South Africa holds one of the largest and best documented bodies of rock art in southern Africa. For more than a century, scholars have studied these paintings as sources for belief systems, healing practices, and social organization. Dance scenes form one of the most frequent motifs. Previous publications often mentioned such scenes briefly, yet lacked a structured classification. This study addresses that gap by grouping dance imagery into clear categories supported by ethnographic comparison.
The analysis covers material from KwaZulu-Natal, Free State, Eastern Cape, and Western Cape provinces. Across all regions, trance dances appear most often. Seventeen clear examples appear in the dataset, with a strong concentration in KwaZulu-Natal. These scenes show features linked to trance rituals described in ethnographic sources, including dancers arranged in circles, women clapping and singing, bent postures, bleeding from the nose, use of dance sticks, and partial transformation into animal forms.
Girls’ initiation rituals, often described as eland dances, appear less frequently yet still form a significant group. One notable example comes from the Namahali site in the Free State. The scene shows women leaning forward in coordinated movement, a posture associated with initiation ceremonies. Another group nearby holds digging sticks, objects linked in historical records to rainmaking rituals and food gathering. Such combinations suggest overlapping meanings rather than single purpose performances.

Male initiation rituals appear rarely in the rock art record. Only one distinct example occurs in the Western Cape. Other regions show little visual evidence for such ceremonies. The authors suggest deliberate secrecy as one possible explanation, since some initiation rites restricted access even within San communities.
The study also addresses dances linked to leisure rather than ritual. Clear visual markers for entertainment dances appear less often. Ethnographic accounts describe early stages of trance dances as lively and social, with music and laughter present. Such descriptions suggest a shared space between ritual and enjoyment, which complicates strict classification based on imagery alone.
Several painted scenes include musical instruments such as flutes or bows placed near dancers. Ethnographic sources rarely connect these instruments with trance healing rituals. Their presence raises questions about whether certain scenes represent non-ritual performances or mixed social events. The study presents this issue as an area for further investigation rather than a settled interpretation.

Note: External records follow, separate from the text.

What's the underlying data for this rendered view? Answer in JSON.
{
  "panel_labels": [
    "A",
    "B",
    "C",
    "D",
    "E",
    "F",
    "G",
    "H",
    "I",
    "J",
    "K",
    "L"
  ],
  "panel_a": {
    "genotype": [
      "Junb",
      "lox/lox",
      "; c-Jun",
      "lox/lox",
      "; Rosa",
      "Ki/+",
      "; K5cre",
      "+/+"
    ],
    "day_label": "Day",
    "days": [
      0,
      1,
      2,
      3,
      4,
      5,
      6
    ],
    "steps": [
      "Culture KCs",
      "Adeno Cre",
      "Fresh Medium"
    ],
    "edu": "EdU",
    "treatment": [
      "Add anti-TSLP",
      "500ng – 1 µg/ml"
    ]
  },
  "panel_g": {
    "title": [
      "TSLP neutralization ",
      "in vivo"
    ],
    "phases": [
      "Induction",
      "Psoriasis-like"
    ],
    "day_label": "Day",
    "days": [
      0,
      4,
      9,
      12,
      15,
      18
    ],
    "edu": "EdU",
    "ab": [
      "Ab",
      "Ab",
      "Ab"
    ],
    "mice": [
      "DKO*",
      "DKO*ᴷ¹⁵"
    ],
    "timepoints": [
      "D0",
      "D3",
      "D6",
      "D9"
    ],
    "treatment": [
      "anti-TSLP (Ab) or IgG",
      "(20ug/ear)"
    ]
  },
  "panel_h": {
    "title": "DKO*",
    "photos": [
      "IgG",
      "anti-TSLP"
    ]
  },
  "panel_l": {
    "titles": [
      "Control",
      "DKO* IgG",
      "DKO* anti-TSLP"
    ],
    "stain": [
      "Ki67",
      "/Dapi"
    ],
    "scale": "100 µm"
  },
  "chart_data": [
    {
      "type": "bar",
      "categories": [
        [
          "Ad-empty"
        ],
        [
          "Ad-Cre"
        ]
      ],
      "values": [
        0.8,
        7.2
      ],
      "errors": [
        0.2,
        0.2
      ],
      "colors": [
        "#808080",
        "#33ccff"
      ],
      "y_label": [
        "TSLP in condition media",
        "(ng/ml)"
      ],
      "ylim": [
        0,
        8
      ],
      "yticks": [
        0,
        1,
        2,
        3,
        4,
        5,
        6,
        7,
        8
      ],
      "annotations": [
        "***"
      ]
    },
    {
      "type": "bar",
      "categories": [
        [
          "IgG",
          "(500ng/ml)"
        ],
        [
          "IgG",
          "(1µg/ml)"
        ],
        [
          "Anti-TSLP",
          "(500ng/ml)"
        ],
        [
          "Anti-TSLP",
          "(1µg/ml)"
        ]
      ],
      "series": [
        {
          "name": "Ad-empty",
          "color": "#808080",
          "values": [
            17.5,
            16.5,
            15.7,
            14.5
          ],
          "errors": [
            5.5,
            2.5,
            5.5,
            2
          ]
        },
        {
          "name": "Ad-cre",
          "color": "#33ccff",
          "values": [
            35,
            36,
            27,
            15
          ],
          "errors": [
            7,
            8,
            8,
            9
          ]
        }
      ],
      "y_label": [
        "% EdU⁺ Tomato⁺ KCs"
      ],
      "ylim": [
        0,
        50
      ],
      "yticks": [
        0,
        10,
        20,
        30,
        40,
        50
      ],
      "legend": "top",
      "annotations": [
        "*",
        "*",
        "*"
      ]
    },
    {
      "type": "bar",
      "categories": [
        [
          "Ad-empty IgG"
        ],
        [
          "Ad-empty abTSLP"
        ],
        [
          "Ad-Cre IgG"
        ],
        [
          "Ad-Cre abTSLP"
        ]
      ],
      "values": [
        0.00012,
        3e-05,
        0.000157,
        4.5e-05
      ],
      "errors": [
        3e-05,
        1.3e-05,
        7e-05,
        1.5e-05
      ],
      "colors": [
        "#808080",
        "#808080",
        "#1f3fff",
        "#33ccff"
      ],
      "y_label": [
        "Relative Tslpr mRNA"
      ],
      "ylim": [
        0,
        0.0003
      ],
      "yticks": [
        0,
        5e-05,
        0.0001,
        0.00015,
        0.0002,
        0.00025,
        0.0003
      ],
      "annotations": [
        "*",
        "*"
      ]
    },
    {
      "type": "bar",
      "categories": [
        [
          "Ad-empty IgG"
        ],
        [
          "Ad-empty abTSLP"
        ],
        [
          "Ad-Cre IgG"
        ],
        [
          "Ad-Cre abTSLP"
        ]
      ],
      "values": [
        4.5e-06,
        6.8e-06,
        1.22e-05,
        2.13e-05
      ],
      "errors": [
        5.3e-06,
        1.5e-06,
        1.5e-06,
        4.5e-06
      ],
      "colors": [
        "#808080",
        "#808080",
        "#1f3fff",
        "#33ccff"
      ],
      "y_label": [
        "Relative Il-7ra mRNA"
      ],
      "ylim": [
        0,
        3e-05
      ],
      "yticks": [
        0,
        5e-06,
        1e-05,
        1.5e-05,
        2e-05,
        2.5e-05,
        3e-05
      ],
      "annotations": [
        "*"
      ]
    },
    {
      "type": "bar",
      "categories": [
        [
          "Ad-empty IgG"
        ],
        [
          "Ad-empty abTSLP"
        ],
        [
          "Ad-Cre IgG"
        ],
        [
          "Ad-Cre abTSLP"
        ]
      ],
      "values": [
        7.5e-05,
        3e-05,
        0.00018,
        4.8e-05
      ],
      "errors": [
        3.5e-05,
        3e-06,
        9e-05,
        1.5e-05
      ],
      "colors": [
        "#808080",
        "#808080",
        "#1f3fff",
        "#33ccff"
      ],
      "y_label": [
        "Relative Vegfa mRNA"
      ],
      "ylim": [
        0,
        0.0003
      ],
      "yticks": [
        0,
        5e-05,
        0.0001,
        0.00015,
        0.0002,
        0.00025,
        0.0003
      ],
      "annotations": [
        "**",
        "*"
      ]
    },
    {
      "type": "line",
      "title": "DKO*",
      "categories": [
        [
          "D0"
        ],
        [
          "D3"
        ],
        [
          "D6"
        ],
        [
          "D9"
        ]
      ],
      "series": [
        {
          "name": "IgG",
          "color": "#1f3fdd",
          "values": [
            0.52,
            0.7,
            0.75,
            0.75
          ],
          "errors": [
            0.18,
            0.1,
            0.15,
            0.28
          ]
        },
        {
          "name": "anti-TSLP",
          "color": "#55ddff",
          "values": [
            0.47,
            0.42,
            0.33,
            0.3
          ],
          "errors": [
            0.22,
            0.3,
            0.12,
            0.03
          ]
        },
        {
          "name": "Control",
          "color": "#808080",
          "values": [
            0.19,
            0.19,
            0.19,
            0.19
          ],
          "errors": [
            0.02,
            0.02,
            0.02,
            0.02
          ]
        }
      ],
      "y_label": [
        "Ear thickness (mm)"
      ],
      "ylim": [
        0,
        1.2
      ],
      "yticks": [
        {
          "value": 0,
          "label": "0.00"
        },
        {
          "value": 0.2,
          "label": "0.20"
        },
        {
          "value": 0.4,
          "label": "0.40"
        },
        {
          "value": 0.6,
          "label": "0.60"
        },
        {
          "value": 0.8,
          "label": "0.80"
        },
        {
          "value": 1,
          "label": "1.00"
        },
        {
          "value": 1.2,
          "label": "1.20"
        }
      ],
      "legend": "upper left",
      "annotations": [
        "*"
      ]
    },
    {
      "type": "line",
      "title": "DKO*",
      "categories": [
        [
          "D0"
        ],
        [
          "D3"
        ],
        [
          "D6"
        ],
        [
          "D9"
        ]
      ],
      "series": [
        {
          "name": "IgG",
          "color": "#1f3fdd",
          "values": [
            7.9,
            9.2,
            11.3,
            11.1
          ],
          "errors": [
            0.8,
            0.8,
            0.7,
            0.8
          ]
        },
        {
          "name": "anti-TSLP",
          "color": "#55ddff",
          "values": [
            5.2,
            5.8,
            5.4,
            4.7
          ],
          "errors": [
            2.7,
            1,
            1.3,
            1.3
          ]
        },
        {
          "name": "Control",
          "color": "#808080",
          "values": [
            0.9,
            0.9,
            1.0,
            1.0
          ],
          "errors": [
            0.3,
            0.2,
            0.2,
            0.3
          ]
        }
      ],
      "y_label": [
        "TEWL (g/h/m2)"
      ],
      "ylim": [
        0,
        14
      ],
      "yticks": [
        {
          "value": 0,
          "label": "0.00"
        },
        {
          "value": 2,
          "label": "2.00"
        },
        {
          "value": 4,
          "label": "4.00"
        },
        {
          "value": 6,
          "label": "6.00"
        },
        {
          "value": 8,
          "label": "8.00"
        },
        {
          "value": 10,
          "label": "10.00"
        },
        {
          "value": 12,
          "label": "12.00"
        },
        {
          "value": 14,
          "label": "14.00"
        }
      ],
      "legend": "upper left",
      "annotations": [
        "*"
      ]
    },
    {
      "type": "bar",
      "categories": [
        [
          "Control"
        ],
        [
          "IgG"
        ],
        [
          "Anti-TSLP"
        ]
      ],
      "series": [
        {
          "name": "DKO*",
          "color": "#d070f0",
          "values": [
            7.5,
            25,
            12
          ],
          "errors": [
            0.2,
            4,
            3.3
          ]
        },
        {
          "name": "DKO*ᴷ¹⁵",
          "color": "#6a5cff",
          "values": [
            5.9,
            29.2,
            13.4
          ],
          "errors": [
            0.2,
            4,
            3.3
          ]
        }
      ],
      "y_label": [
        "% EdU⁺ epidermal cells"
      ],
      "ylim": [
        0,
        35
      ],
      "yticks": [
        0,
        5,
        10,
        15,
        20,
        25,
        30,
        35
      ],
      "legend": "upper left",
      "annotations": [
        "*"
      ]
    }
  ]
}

By cataloging and comparing dance imagery across regions, the research strengthens methodological approaches within rock art studies and music archaeology. The authors argue that painted scenes preserve moments of healing, initiation, and communal gathering often absent from written records. Future work aims to extend this approach beyond South Africa to other parts of southern Africa, including Namibia, where related traditions appear in the archaeological record.